Civil rights activist Rev. Jesse Jackson is joining the cause and issued a statement on Thursday, Feb. 18 expressing his concern for the issue. He pointed out that Black owners and operators have historically been central allies and the face of the company.

“Although McDonald’s has made tremendous strides over the years, there seems to be an adverse wind blowing in the face of its Black operators,” Jackson said. “I recently learned of litigation being filed by Herb Washington, whom I met in the 80s while running for president. Herb Washington is a man of integrity, having served on the board of the Federal Reserve Bank for many years. His lawsuit against McDonald’s has my attention and I am concerned about its resolution.”

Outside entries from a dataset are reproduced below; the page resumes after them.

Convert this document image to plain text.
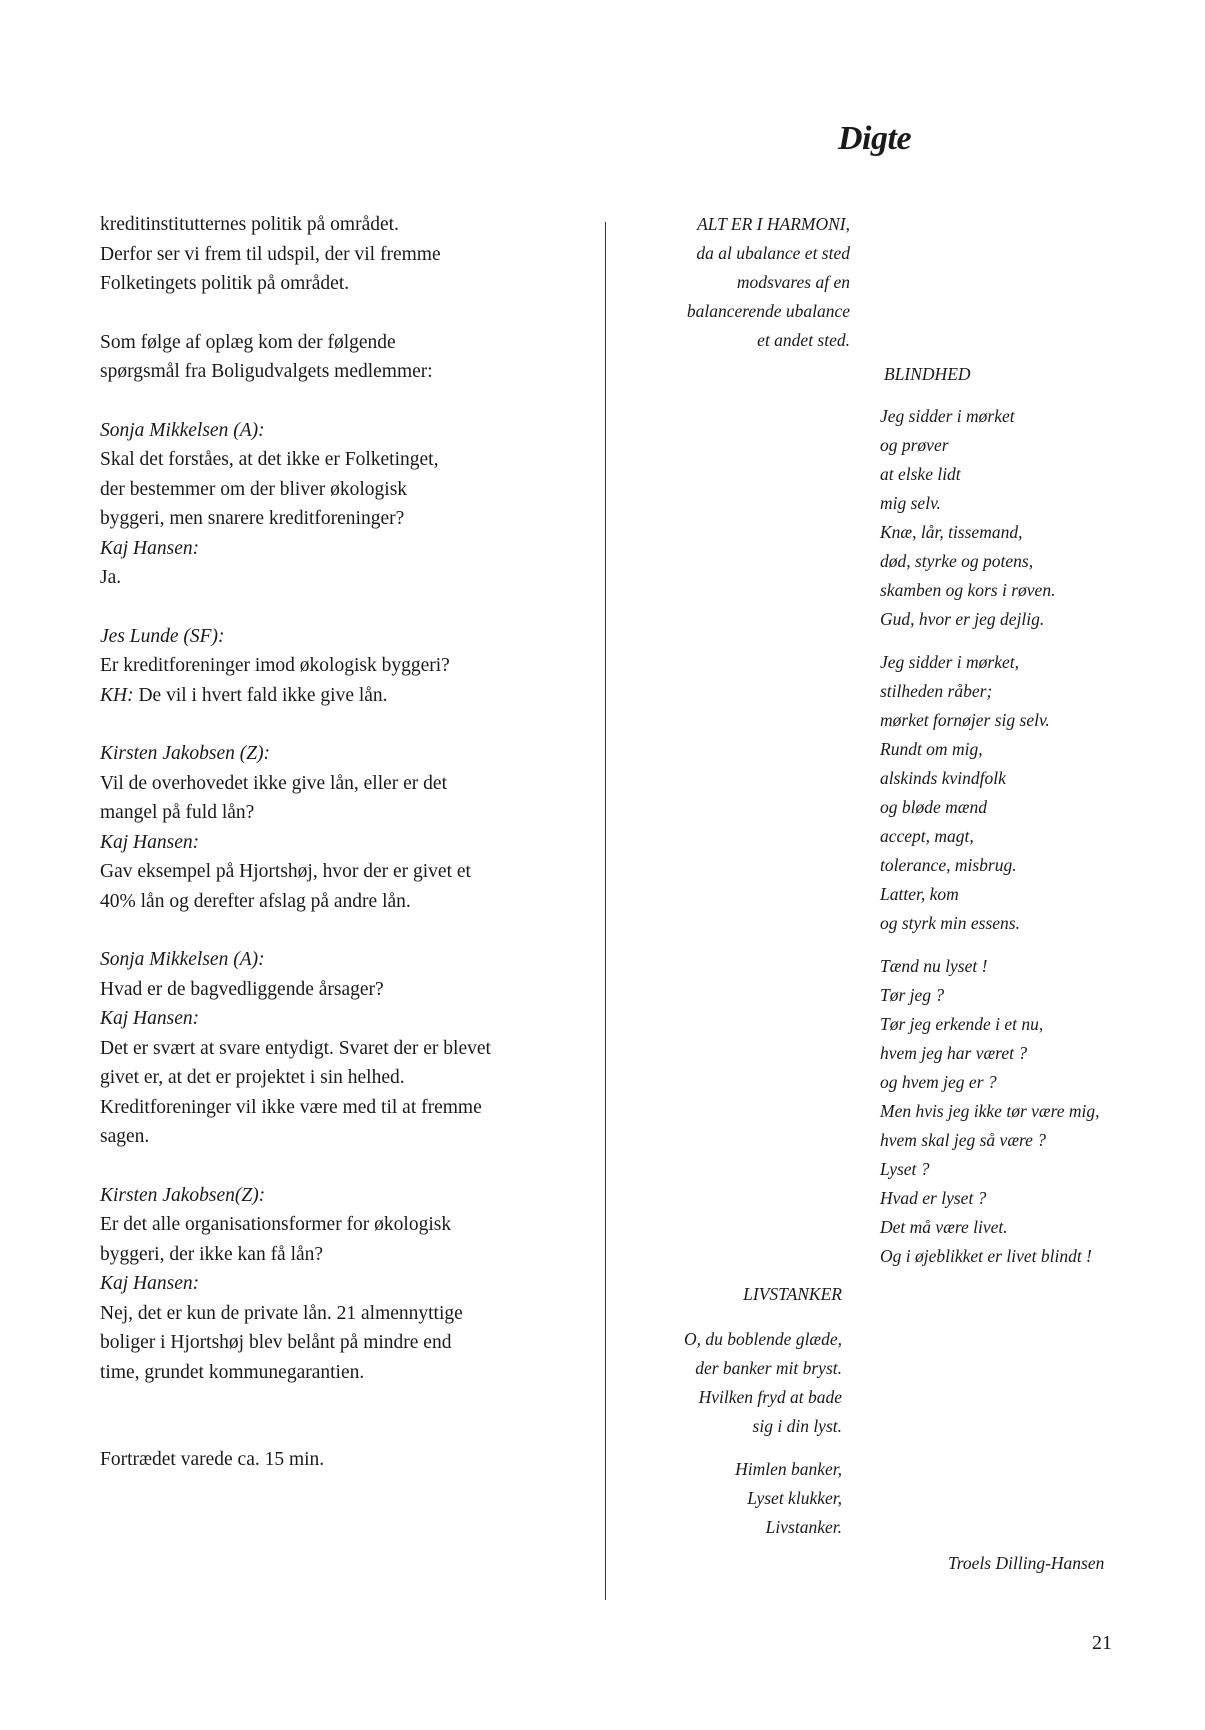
Digte

kreditinstitutternes politik på området.

Derfor ser vi frem til udspil, der vil fremme

Folketingets politik på området.

Som følge af oplæg kom der følgende

spørgsmål fra Boligudvalgets medlemmer:

Sonja Mikkelsen (A):

Skal det forståes, at det ikke er Folketinget,

der bestemmer om der bliver økologisk

byggeri, men snarere kreditforeninger?

Kaj Hansen:

Ja.

Jes Lunde (SF):

Er kreditforeninger imod økologisk byggeri?

KH: De vil i hvert fald ikke give lån.

Kirsten Jakobsen (Z):

Vil de overhovedet ikke give lån, eller er det

mangel på fuld lån?

Kaj Hansen:

Gav eksempel på Hjortshøj, hvor der er givet et

40% lån og derefter afslag på andre lån.

Sonja Mikkelsen (A):

Hvad er de bagvedliggende årsager?

Kaj Hansen:

Det er svært at svare entydigt. Svaret der er blevet

givet er, at det er projektet i sin helhed.

Kreditforeninger vil ikke være med til at fremme

sagen.

Kirsten Jakobsen(Z):

Er det alle organisationsformer for økologisk

byggeri, der ikke kan få lån?

Kaj Hansen:

Nej, det er kun de private lån. 21 almennyttige

boliger i Hjortshøj blev belånt på mindre end

time, grundet kommunegarantien.

Fortrædet varede ca. 15 min.

ALT ER I HARMONI,

da al ubalance et sted

modsvares af en

balancerende ubalance

et andet sted.

BLINDHED

Jeg sidder i mørket

og prøver

at elske lidt

mig selv.

Knæ, lår, tissemand,

død, styrke og potens,

skamben og kors i røven.

Gud, hvor er jeg dejlig.

Jeg sidder i mørket,

stilheden råber;

mørket fornøjer sig selv.

Rundt om mig,

alskinds kvindfolk

og bløde mænd

accept, magt,

tolerance, misbrug.

Latter, kom

og styrk min essens.

Tænd nu lyset !

Tør jeg ?

Tør jeg erkende i et nu,

hvem jeg har været ?

og hvem jeg er ?

Men hvis jeg ikke tør være mig,

hvem skal jeg så være ?

Lyset ?

Hvad er lyset ?

Det må være livet.

Og i øjeblikket er livet blindt !

LIVSTANKER

O, du boblende glæde,

der banker mit bryst.

Hvilken fryd at bade

sig i din lyst.

Himlen banker,

Lyset klukker,

Livstanker.

Troels Dilling-Hansen
21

Jackson said he will be reaching out to the leadership of the corporation about the issues, saying it needed to implement a “respect-based plan” for Black operators.

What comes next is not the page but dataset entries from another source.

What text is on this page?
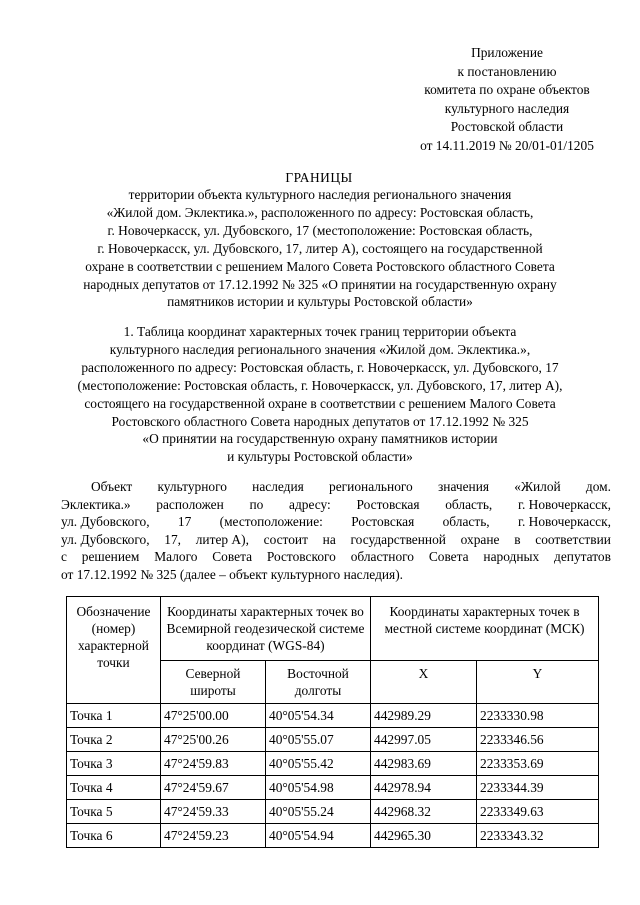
Приложение
к постановлению
комитета по охране объектов
культурного наследия
Ростовской области
от 14.11.2019 № 20/01-01/1205
ГРАНИЦЫ
территории объекта культурного наследия регионального значения
«Жилой дом. Эклектика.», расположенного по адресу: Ростовская область,
г. Новочеркасск, ул. Дубовского, 17 (местоположение: Ростовская область,
г. Новочеркасск, ул. Дубовского, 17, литер А), состоящего на государственной
охране в соответствии с решением Малого Совета Ростовского областного Совета
народных депутатов от 17.12.1992 № 325 «О принятии на государственную охрану
памятников истории и культуры Ростовской области»
1. Таблица координат характерных точек границ территории объекта
культурного наследия регионального значения «Жилой дом. Эклектика.»,
расположенного по адресу: Ростовская область, г. Новочеркасск, ул. Дубовского, 17
(местоположение: Ростовская область, г. Новочеркасск, ул. Дубовского, 17, литер А),
состоящего на государственной охране в соответствии с решением Малого Совета
Ростовского областного Совета народных депутатов от 17.12.1992 № 325
«О принятии на государственную охрану памятников истории
и культуры Ростовской области»
Объект культурного наследия регионального значения «Жилой дом.
Эклектика.» расположен по адресу: Ростовская область, г. Новочеркасск,
ул. Дубовского, 17 (местоположение: Ростовская область, г. Новочеркасск,
ул. Дубовского, 17, литер А), состоит на государственной охране в соответствии
с решением Малого Совета Ростовского областного Совета народных депутатов
от 17.12.1992 № 325 (далее – объект культурного наследия).
Обозначение (номер) характерной точки	Координаты характерных точек во Всемирной геодезической системе координат (WGS-84)		Координаты характерных точек в местной системе координат (МСК)	
	Северной широты	Восточной долготы	X	Y
Точка 1	47°25'00.00	40°05'54.34	442989.29	2233330.98
Точка 2	47°25'00.26	40°05'55.07	442997.05	2233346.56
Точка 3	47°24'59.83	40°05'55.42	442983.69	2233353.69
Точка 4	47°24'59.67	40°05'54.98	442978.94	2233344.39
Точка 5	47°24'59.33	40°05'55.24	442968.32	2233349.63
Точка 6	47°24'59.23	40°05'54.94	442965.30	2233343.32
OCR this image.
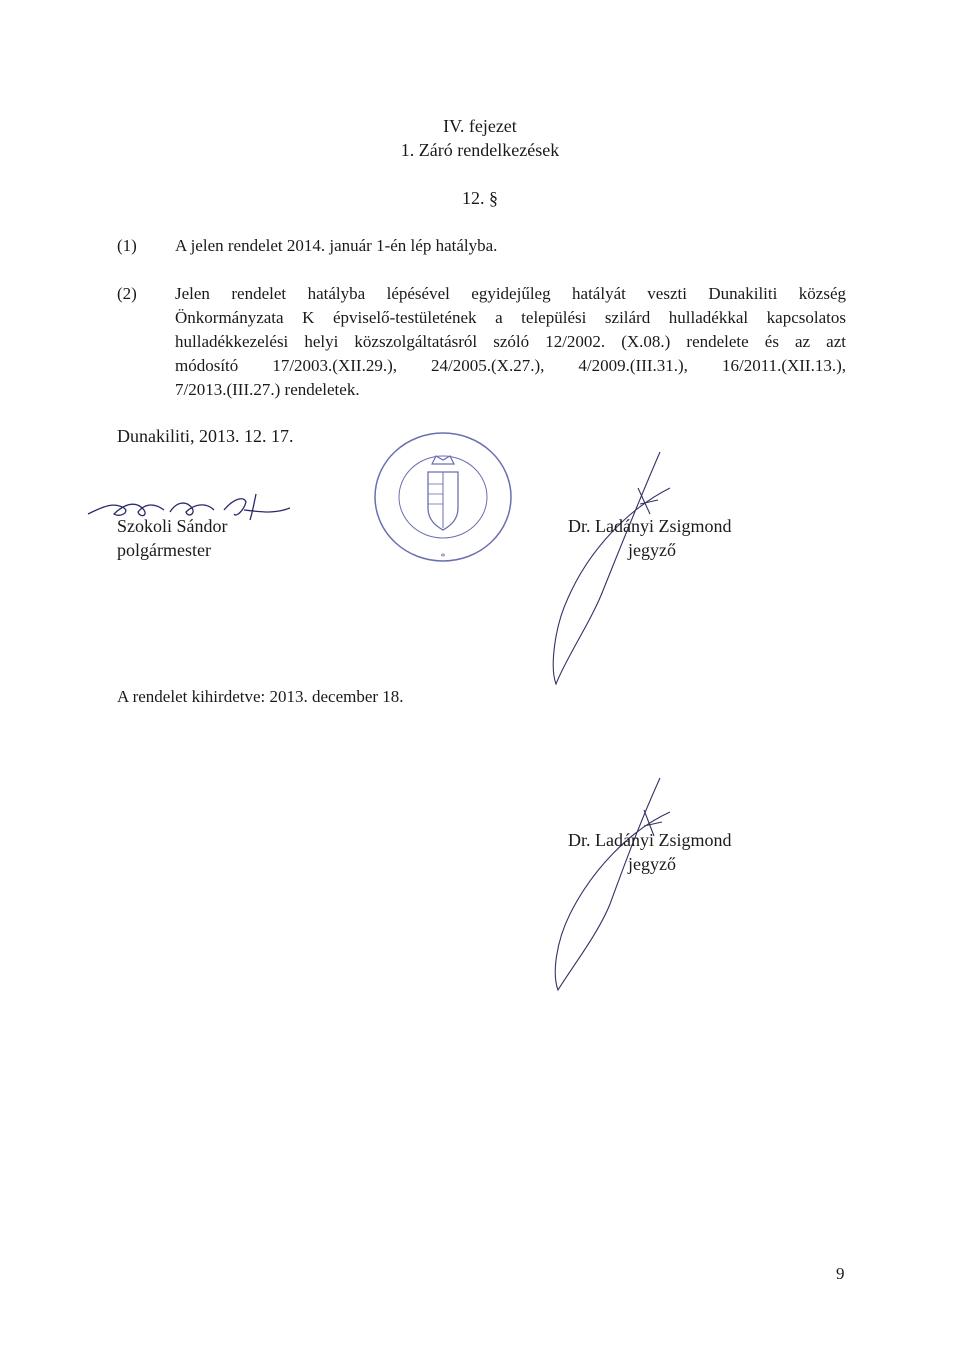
IV. fejezet
1. Záró rendelkezések
12. §
(1) A jelen rendelet 2014. január 1-én lép hatályba.
(2) Jelen rendelet hatályba lépésével egyidejűleg hatályát veszti Dunakiliti község
Önkormányzata K épviselő-testületének a települési szilárd hulladékkal kapcsolatos
hulladékkezelési helyi közszolgáltatásról szóló 12/2002. (X.08.) rendelete és az azt
módosító 17/2003.(XII.29.), 24/2005.(X.27.), 4/2009.(III.31.), 16/2011.(XII.13.),
7/2013.(III.27.) rendeletek.
Dunakiliti, 2013. 12. 17.
Szokoli Sándor
polgármester	*
Dr. Ladányi Zsigmond
jegyző
A rendelet kihirdetve: 2013. december 18.
Dr. Ladányi Zsigmond
jegyző
9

Washington once owned 27 McDonald’s locations in New York, Ohio and Pennsylvania, but now owns 14. He says he was forced out of the others over the last three years to make room for white owners. He also accused the company of retaliating against him in 2017, driving him out after he spoke out about the company’s “predatory, racially biased steering practices.”

In a Zoom press conference Tuesday, Washington spoke about his experience of being redlined, steered toward lower-performing restaurants in low-income communities that white owners didn’t want.

“It took every ounce of me to succeed against these incredible and unfair odds that McDonald’s forced on me,” he said. “I was not given the consideration and the breaks that McDonald’s routinely extends to white owners to ensure they’re successful. And when I stood up and objected to this treatment and the treatment of all Black franchisees, McDonald’s merely told me, ‘Shut up, go back to the grill and flip hamburgers.’”

The lawsuit, filed in an Ohio federal court, also accuses McDonald’s of hypocrisy, saying it released statements in support of Black Lives Matter while continuing to mistreat Black owners.

McDonald’s issued a statement Tuesday prior to Washington’s press conference, saying he was to blame because he mismanaged his restaurants. The fast-food corporation said it invested in Washington’s franchise and helped him sell restaurants as part of his business improvement plans. According to The Washington Post, Washington said those recent investments amounted to just $6 per day in an effort to narrow the gap between his sales and those of his white counterparts.

This isn’t the first time McDonald’s has come under fire: Last year, 52 former franchisees sued the company for placing them in high-crime communities, denying them financial assistance, unfair corporate committee evaluations for Black operators and steering prospective owners to purchase restaurants in challenging locations. According to the lawsuit, there were 377 Black franchisees in the system in 1998 — now there are just 186.

McDonald’s claims the company has seen a reduction in franchise owners overall, and that the proportion of Black franchisees is the same. However, the lawsuit claims the number of stores has more than doubled. A spokesperson also told the Post that it does not assign franchisees to restaurants and only makes recommendations. The spokesperson also added that Black franchisees operate in rural, urban and suburban communities.

Still, Washington says ever since he purchased his first franchise in a depressed neighborhood in Rochester, New York 40 years ago, he’s been redlined and retaliated against.

“I took nothing and made something of it,” Washington said Tuesday.